Right up until the end, this was a solid episode. I like the conceit of giving you the murderer right up front and having the motive be the mystery; it means that they don't have to do some convoluted thing to make the murderer the last person you'd guess. I also felt that the depiction of credit mills like Conestoga was quite accurate—up until the Liberals caught the anti-immigration brainworms from the Tories and cracked down on student visas, these things were everywhere, and I know young people who have fallen victim to them.
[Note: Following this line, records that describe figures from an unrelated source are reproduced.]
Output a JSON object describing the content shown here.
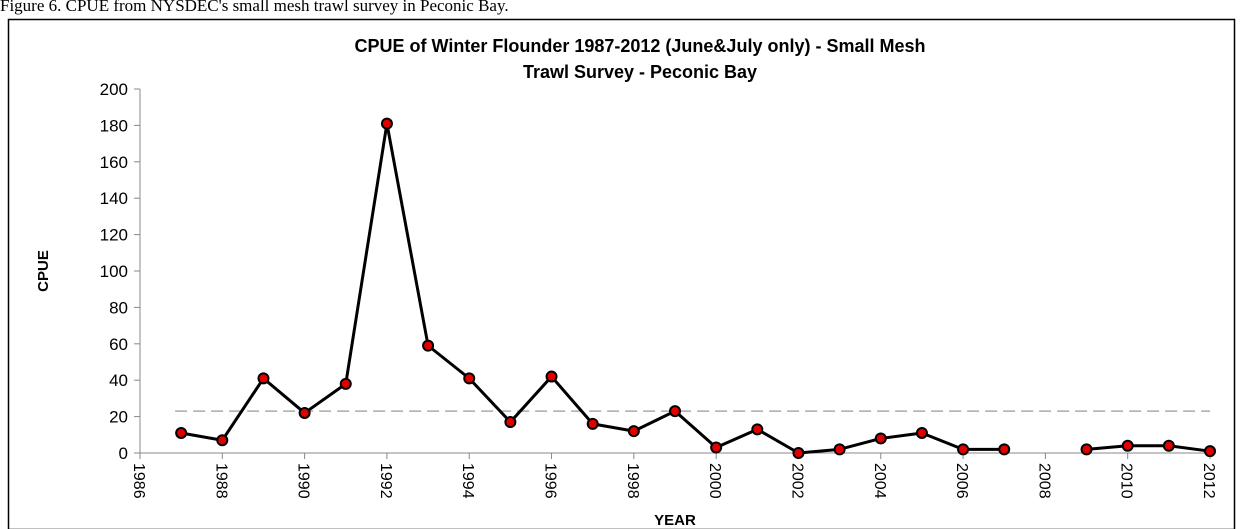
{
  "caption": "Figure 6. CPUE from NYSDEC's small mesh trawl survey in Peconic Bay.",
  "chart_data": {
    "type": "line",
    "title": [
      "CPUE of Winter Flounder 1987-2012 (June&July only) - Small Mesh",
      "Trawl Survey - Peconic Bay"
    ],
    "x_label": "YEAR",
    "y_label": "CPUE",
    "x": [
      1987,
      1988,
      1989,
      1990,
      1991,
      1992,
      1993,
      1994,
      1995,
      1996,
      1997,
      1998,
      1999,
      2000,
      2001,
      2002,
      2003,
      2004,
      2005,
      2006,
      2007,
      2008,
      2009,
      2010,
      2011,
      2012
    ],
    "series": [
      {
        "name": "CPUE",
        "color": "#000000",
        "marker_color": "#e00000",
        "values": [
          11,
          7,
          41,
          22,
          38,
          181,
          59,
          41,
          17,
          42,
          16,
          12,
          23,
          3,
          13,
          0,
          2,
          8,
          11,
          2,
          2,
          null,
          2,
          4,
          4,
          1
        ]
      }
    ],
    "reference_line": 23,
    "reference_color": "#aaaaaa",
    "xlim": [
      1986,
      2012
    ],
    "xticks": [
      1986,
      1988,
      1990,
      1992,
      1994,
      1996,
      1998,
      2000,
      2002,
      2004,
      2006,
      2008,
      2010,
      2012
    ],
    "ylim": [
      0,
      200
    ],
    "yticks": [
      0,
      20,
      40,
      60,
      80,
      100,
      120,
      140,
      160,
      180,
      200
    ],
    "grid": false
  }
}
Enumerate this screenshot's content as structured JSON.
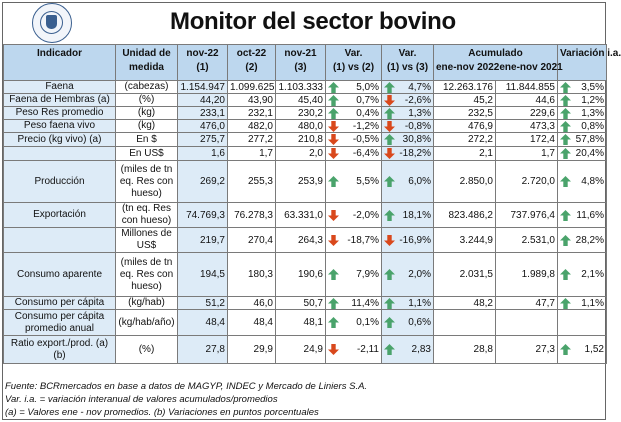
{
  "title": "Monitor del sector bovino",
  "header": {
    "indicador": "Indicador",
    "unidad": "Unidad de medida",
    "c1": "nov-22",
    "c1n": "(1)",
    "c2": "oct-22",
    "c2n": "(2)",
    "c3": "nov-21",
    "c3n": "(3)",
    "v12": "Var.",
    "v12n": "(1) vs (2)",
    "v13": "Var.",
    "v13n": "(1) vs (3)",
    "acum": "Acumulado",
    "acum1": "ene-nov 2022",
    "acum2": "ene-nov 2021",
    "variacion": "Variación i.a."
  },
  "rows": [
    {
      "label": "Faena",
      "unit": "(cabezas)",
      "c1": "1.154.947",
      "c2": "1.099.625",
      "c3": "1.103.333",
      "v12": "5,0%",
      "v12d": "up",
      "v13": "4,7%",
      "v13d": "up",
      "a1": "12.263.176",
      "a2": "11.844.855",
      "via": "3,5%",
      "viad": "up"
    },
    {
      "label": "Faena de Hembras (a)",
      "unit": "(%)",
      "c1": "44,20",
      "c2": "43,90",
      "c3": "45,40",
      "v12": "0,7%",
      "v12d": "up",
      "v13": "-2,6%",
      "v13d": "down",
      "a1": "45,2",
      "a2": "44,6",
      "via": "1,2%",
      "viad": "up"
    },
    {
      "label": "Peso Res promedio",
      "unit": "(kg)",
      "c1": "233,1",
      "c2": "232,1",
      "c3": "230,2",
      "v12": "0,4%",
      "v12d": "up",
      "v13": "1,3%",
      "v13d": "up",
      "a1": "232,5",
      "a2": "229,6",
      "via": "1,3%",
      "viad": "up"
    },
    {
      "label": "Peso faena vivo",
      "unit": "(kg)",
      "c1": "476,0",
      "c2": "482,0",
      "c3": "480,0",
      "v12": "-1,2%",
      "v12d": "down",
      "v13": "-0,8%",
      "v13d": "down",
      "a1": "476,9",
      "a2": "473,3",
      "via": "0,8%",
      "viad": "up"
    },
    {
      "label": "Precio (kg vivo) (a)",
      "unit": "En $",
      "c1": "275,7",
      "c2": "277,2",
      "c3": "210,8",
      "v12": "-0,5%",
      "v12d": "down",
      "v13": "30,8%",
      "v13d": "up",
      "a1": "272,2",
      "a2": "172,4",
      "via": "57,8%",
      "viad": "up"
    },
    {
      "label": "",
      "unit": "En US$",
      "c1": "1,6",
      "c2": "1,7",
      "c3": "2,0",
      "v12": "-6,4%",
      "v12d": "down",
      "v13": "-18,2%",
      "v13d": "down",
      "a1": "2,1",
      "a2": "1,7",
      "via": "20,4%",
      "viad": "up"
    },
    {
      "label": "Producción",
      "unit": "(miles de tn eq. Res con hueso)",
      "c1": "269,2",
      "c2": "255,3",
      "c3": "253,9",
      "v12": "5,5%",
      "v12d": "up",
      "v13": "6,0%",
      "v13d": "up",
      "a1": "2.850,0",
      "a2": "2.720,0",
      "via": "4,8%",
      "viad": "up"
    },
    {
      "label": "Exportación",
      "unit": "(tn eq. Res con hueso)",
      "c1": "74.769,3",
      "c2": "76.278,3",
      "c3": "63.331,0",
      "v12": "-2,0%",
      "v12d": "down",
      "v13": "18,1%",
      "v13d": "up",
      "a1": "823.486,2",
      "a2": "737.976,4",
      "via": "11,6%",
      "viad": "up"
    },
    {
      "label": "",
      "unit": "Millones de US$",
      "c1": "219,7",
      "c2": "270,4",
      "c3": "264,3",
      "v12": "-18,7%",
      "v12d": "down",
      "v13": "-16,9%",
      "v13d": "down",
      "a1": "3.244,9",
      "a2": "2.531,0",
      "via": "28,2%",
      "viad": "up"
    },
    {
      "label": "Consumo aparente",
      "unit": "(miles de tn eq. Res con hueso)",
      "c1": "194,5",
      "c2": "180,3",
      "c3": "190,6",
      "v12": "7,9%",
      "v12d": "up",
      "v13": "2,0%",
      "v13d": "up",
      "a1": "2.031,5",
      "a2": "1.989,8",
      "via": "2,1%",
      "viad": "up"
    },
    {
      "label": "Consumo per cápita",
      "unit": "(kg/hab)",
      "c1": "51,2",
      "c2": "46,0",
      "c3": "50,7",
      "v12": "11,4%",
      "v12d": "up",
      "v13": "1,1%",
      "v13d": "up",
      "a1": "48,2",
      "a2": "47,7",
      "via": "1,1%",
      "viad": "up"
    },
    {
      "label": "Consumo per cápita promedio anual",
      "unit": "(kg/hab/año)",
      "c1": "48,4",
      "c2": "48,4",
      "c3": "48,1",
      "v12": "0,1%",
      "v12d": "up",
      "v13": "0,6%",
      "v13d": "up",
      "a1": "",
      "a2": "",
      "via": "",
      "viad": ""
    },
    {
      "label": "Ratio export./prod. (a)(b)",
      "unit": "(%)",
      "c1": "27,8",
      "c2": "29,9",
      "c3": "24,9",
      "v12": "-2,11",
      "v12d": "down",
      "v13": "2,83",
      "v13d": "up",
      "a1": "28,8",
      "a2": "27,3",
      "via": "1,52",
      "viad": "up"
    }
  ],
  "footer": {
    "line1": "Fuente: BCRmercados en base a datos de MAGYP, INDEC y Mercado de Liniers S.A.",
    "line2": "Var. i.a. = variación interanual de valores acumulados/promedios",
    "line3": "(a) = Valores ene - nov promedios. (b) Variaciones en puntos porcentuales"
  },
  "colors": {
    "header_bg": "#bdd7ee",
    "shade_bg": "#ddebf7",
    "up": "#4aa36b",
    "down": "#d9481c"
  }
}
The depiction of life for an international student—overcrowded, illegal housing, multiple jobs, etc.—also rang true. Bateman has a good bit about how international students don't get attention or sympathy because Canadians blame them for the housing shortage and stealing jobs.
The only part I take issue with is at the end, when the detectives go to arrest Dinesh. The confrontation is on the Humber Bridge, which they quickly clear, but Dinesh is still armed and poses an active threat to the cops. I don't believe that the cops would allow the conversation to happen. For comparison, Ejaz Choudry, a 62-year-old father of four with schizophrenia, was shot dead by cops 11 seconds after they arrived for a wellness check on a non-emergency call. Choudry was was armed with a small pocket knife. So I don't think the kind of intelligent de-escalation that we see here is a very likely scenario. Even if we want to believe that Graff and Bateman are super awesome smart elite cops, they're surrounded by regular cops who've come to arrest/shoot Dinesh.
Plot: ****1/2 (This would have been a perfect 5 if they'd killed the suspect rather than arrested him)
Characters: *** (We get so much information about Graff! His mom is dead. His father is "complicated." He has a half-brother who he never talks to and it's his fault for never talking to him. That's three whole bits of information.)
Toronto: *** (This is pretty accurate Toronto, if some of the locations feel a little vague. I'm not quite sure where the degree mill is, or the student housing. However, the Bridal Path home looks good enough, if small for the Bridal Path. The Humber Bridge as portrayed is in fact the Humber Bridge and it is every bit as beautiful as in that shot.)
Murder count: 10. The murder rate on the show has almost caught up to the real life murder rate at 91%.